Fitting segmented/stepmented regression

segreg (stepreg) fits (generalized) linear segmented (stepmented) regression via a symbolic description of the linear predictor. This is an alternative but equivalent function, introduced since version 2.0-0 (segreg) and 2.1-0 (stepreg), to segmented.(g)lm or stepmented.(g)lm.

Usage

segreg(formula, data, subset, weights, na.action, family = lm, offset, 
    control = seg.control(), transf = NULL, contrasts = NULL, model = TRUE, 
    x = FALSE, var.psi = TRUE, ...)
      
stepreg(formula, data, subset, weights, na.action, family = lm, offset, 
    control = seg.control(), transf = NULL, contrasts = NULL, model = TRUE, 
    x = FALSE, var.psi = FALSE, ...)

Arguments

formula: A standard model formula also including one or more 'segmented'/'stepmented' terms via the function seg
data: The possible dataframe where the variables are stored
subset: Possible subset, as in lm or glm
weights: Possible weight vector, see weights in lm or glm
na.action: a function which indicates what happen when the data contain NA values. See na.action in lm or glm.
family: The family specification, similar to family in glm. Default to 'lm' for segmented/stepmented linear models.
offset: A possible offset term.
control: See seg.control
transf: an optional character string (with "y" as argument) meaning a function to apply to the response variable before fitting
contrasts: see contrasts in glm
model: If TRUE, the model frame is returned.
x: If TRUE, the model matrix is returned.
var.psi: logical, meaning if the standard errors for the breakpoint estimates should be returned in the object fit. If FALSE, the standard errors will be computed by vcov.segmented or summary.segmented.
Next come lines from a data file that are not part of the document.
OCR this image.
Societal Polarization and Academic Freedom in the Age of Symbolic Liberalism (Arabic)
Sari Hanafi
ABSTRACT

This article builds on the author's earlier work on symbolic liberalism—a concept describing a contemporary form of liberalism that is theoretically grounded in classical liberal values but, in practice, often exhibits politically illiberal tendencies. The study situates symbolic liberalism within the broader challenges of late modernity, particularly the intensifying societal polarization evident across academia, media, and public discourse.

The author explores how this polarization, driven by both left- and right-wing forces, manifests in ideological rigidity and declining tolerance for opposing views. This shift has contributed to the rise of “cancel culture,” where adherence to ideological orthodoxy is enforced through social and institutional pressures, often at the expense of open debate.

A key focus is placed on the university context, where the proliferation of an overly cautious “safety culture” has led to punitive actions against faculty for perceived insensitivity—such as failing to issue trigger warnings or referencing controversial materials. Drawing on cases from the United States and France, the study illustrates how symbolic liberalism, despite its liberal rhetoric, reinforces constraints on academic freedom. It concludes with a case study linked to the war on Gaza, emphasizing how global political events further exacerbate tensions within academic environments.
Setting var.psi=FALSE could speed up model estimation for very large datasets. Default to TRUE for segreg and FALSE for stepreg.
...: Ignored

Details

The function allows to fit segmented/stepmented (G)LM regression models using a formula interface. Results will be the same of those coming from the traditional segmented.lm and segmented.glm (or stepmented.lm or stepmented.glm), but there are some additional facilities: i) it is possible to estimate strightforwardly the segmented/stepmented relationships in each level of a categorical variable, see argument by in seg; ii) it is possible to constrain some slopes of the segmented relationship, see argument est or R in seg.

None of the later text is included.